02 November 2007

Sur, Sure

Giros: South again. Out the bus window the agave plants are like dandelions covering the emerging green hills, which also carry shadows of the clouds overhead. The land is yellow and green and brown, looking very dry. We are leaving a small farm in Puebla, where I passed a day mopping, washing dishes, weeding a radish patch, and preparing several baskets of lettuce seed. The farm is in the valley of Puebla, a volcano in each corner, all of which, if not active, are awake. Popocatepetl, a rumbling and powerful giant, Iztaccíhuatl, his sleeping partner, el Malinche, and finally, el Pico de Orizaba, the largest volcano in all of Mexico, whose snowy peak appeared between wispy clouds. They say the land here has a powerful energy and I was only there for a day and a half but I did observe that I continuously dropped things and my mind was a little cloudy.

Our bus continues to round bends and ascend and descend. The ground is grey now, someone is on the side of the road looking out over a cavity in the earth. Cactus stand on the mountains like porcupine quills. Fallen rocks and unsteady mountains sides are out either window, the beauty and immenseness of the south is coming back to me.

A few nights ago we waited on the side of a highway for a woman named Kumara, one of the farm's owners. She picked us up and drove us in the dark to her little "paraiso," as she called it. We bumped along on a dirt road past truck after truck after truck piled high with flowers that are the essence of fuschia and gold. They are the flowers for the ofrendas, the altars to the dead, that are in every home and on the streets, in universities and restaurants, because in these days the dead will be coming back to celebrate with the living. Celebrations are taking place all over the country and these flowers are being rapidly cut, piled in the backs of pick up trucks and transported all over the Republica. Not only for ofrendas, people also scatter them in crosses and other designs with a path that leads the dead right to their front door. The sight is beautiful and the air sweetly fragrant.

The next night we bumped along again in the dark, this time 11 of us were piled into a small, wooden wagon pulled by a small but hardworking horse. We arrive to a pueblo nearby, several boys in the town are blocking off different streets with string, stopping cars to ask for pesos, not candy.

When the sun sets, the clouds look like they are made out of smoke, the pink haze cast by the sun is made purplish by the remaining clear blue of the sky, shadows multiply and distort the landscape and when the sun finally drops past the horizon, I miss it.

Sabor: Now we are in Oaxaca, surrounded by mountains and full of colorful and vibrating energy. This morning I laid in a hammock at our host's house and the smells of chocolate, garlic and chiles, repeatedly washed over me, covered me, so strongly that I felt as if I were in a kitchen watching an experienced woman make mole. Occasionally a cool breezes carried the smells away but each time they returned stronger than before. Later, our host's roommate tells us that their neighbor's mother promised them mole this afternoon.

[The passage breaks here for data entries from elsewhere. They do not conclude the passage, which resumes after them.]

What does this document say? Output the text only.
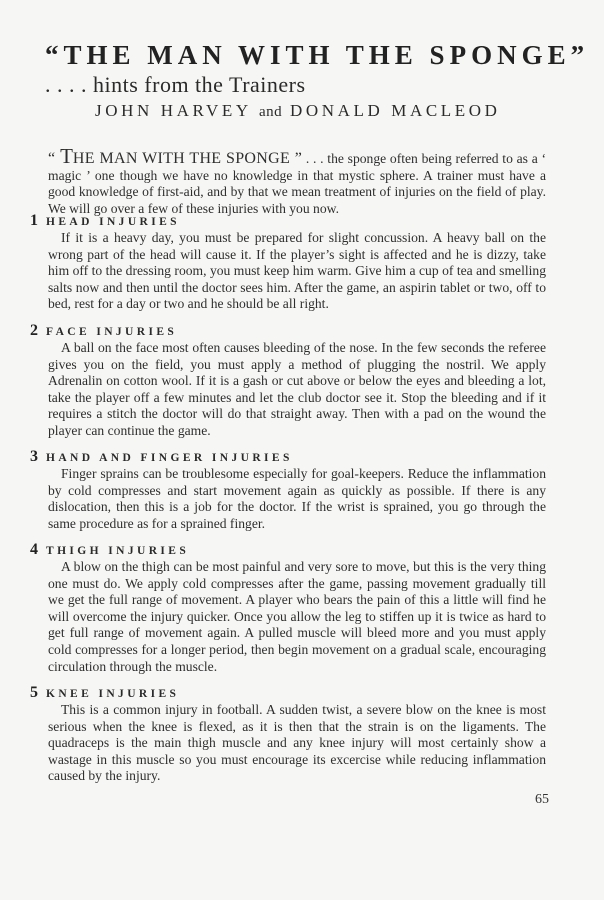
“THE MAN WITH THE SPONGE”
. . . . hints from the Trainers
JOHN HARVEY and DONALD MACLEOD
“ THE MAN WITH THE SPONGE ” . . . the sponge often being referred to as a ‘ magic ’ one though we have no knowledge in that mystic sphere. A trainer must have a good knowledge of first-aid, and by that we mean treatment of injuries on the field of play. We will go over a few of these injuries with you now.
1 HEAD INJURIES

If it is a heavy day, you must be prepared for slight concussion. A heavy ball on the wrong part of the head will cause it. If the player’s sight is affected and he is dizzy, take him off to the dressing room, you must keep him warm. Give him a cup of tea and smelling salts now and then until the doctor sees him. After the game, an aspirin tablet or two, off to bed, rest for a day or two and he should be all right.

2 FACE INJURIES

A ball on the face most often causes bleeding of the nose. In the few seconds the referee gives you on the field, you must apply a method of plugging the nostril. We apply Adrenalin on cotton wool. If it is a gash or cut above or below the eyes and bleeding a lot, take the player off a few minutes and let the club doctor see it. Stop the bleeding and if it requires a stitch the doctor will do that straight away. Then with a pad on the wound the player can continue the game.

3 HAND AND FINGER INJURIES

Finger sprains can be troublesome especially for goal-keepers. Reduce the inflammation by cold compresses and start movement again as quickly as possible. If there is any dislocation, then this is a job for the doctor. If the wrist is sprained, you go through the same procedure as for a sprained finger.

4 THIGH INJURIES

A blow on the thigh can be most painful and very sore to move, but this is the very thing one must do. We apply cold compresses after the game, passing movement gradually till we get the full range of movement. A player who bears the pain of this a little will find he will overcome the injury quicker. Once you allow the leg to stiffen up it is twice as hard to get full range of movement again. A pulled muscle will bleed more and you must apply cold compresses for a longer period, then begin movement on a gradual scale, encouraging circulation through the muscle.

5 KNEE INJURIES

This is a common injury in football. A sudden twist, a severe blow on the knee is most serious when the knee is flexed, as it is then that the strain is on the ligaments. The quadraceps is the main thigh muscle and any knee injury will most certainly show a wastage in this muscle so you must encourage its excercise while reducing inflammation caused by the injury.

65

Even the air in Oaxaca can be tasted.

29 October 2007

Hielo

Blanco: This cold is bitter, not biting, but uncomfortable and distracting. Today the sun wasn't able to penetrate the thick, white cover of clouds and we shivered, bought warm food and coffee, hid in back corners of book stores, trying to find, conserve, sense some sort of heat. In a country where no one has heaters in their homes or businesses, I almost thought we had no where to go. But, when we arrived to our host, Erick,'s house, with dinner and some card playing, my blood started to circulate again.

Cement blocks: We gave another Beehive presentation on Saturday in Mexico City at the Centro Social Libertario de Ricardo Flores Magon, an activist space a little west of DF's center. We were nervous and all the more so when they started pulling out slide projectors and microphones, but my hastily written index cards helped a lot. Most of our nerves dissipated when we were able to make the small crowd (20 or so?) laugh and I didn't find myself thinking too hard about my Spanish. At the end, people made comments and asked us questions for another half hour. It was another bit of refreshment seeing people throw around ideas, personal stories, half thoughts and profound concepts that the graphics provoked in them. And as we cleaned up, we were bombarded by folks wanting the web page, an email, to give us emails and contacts for groups who might want posters, etc. We left after many hugs and high fives.

Hechos: Thinking we would be 6, we moved to a different host's home on a different end of the city. Erick works for the government, something with the economy, but so far whenever I've seen him he's been listening to loud Polish and Czech music, or watching music videos of the same. His humor is odd but Amolia and I keep being pleasantly surprised at the number of folks we've been meeting who share an affinity for Poland. Our former host taught us a few words and yesterday Erick taught us a few more. Sajam, Dobra, Gupy, those are a few.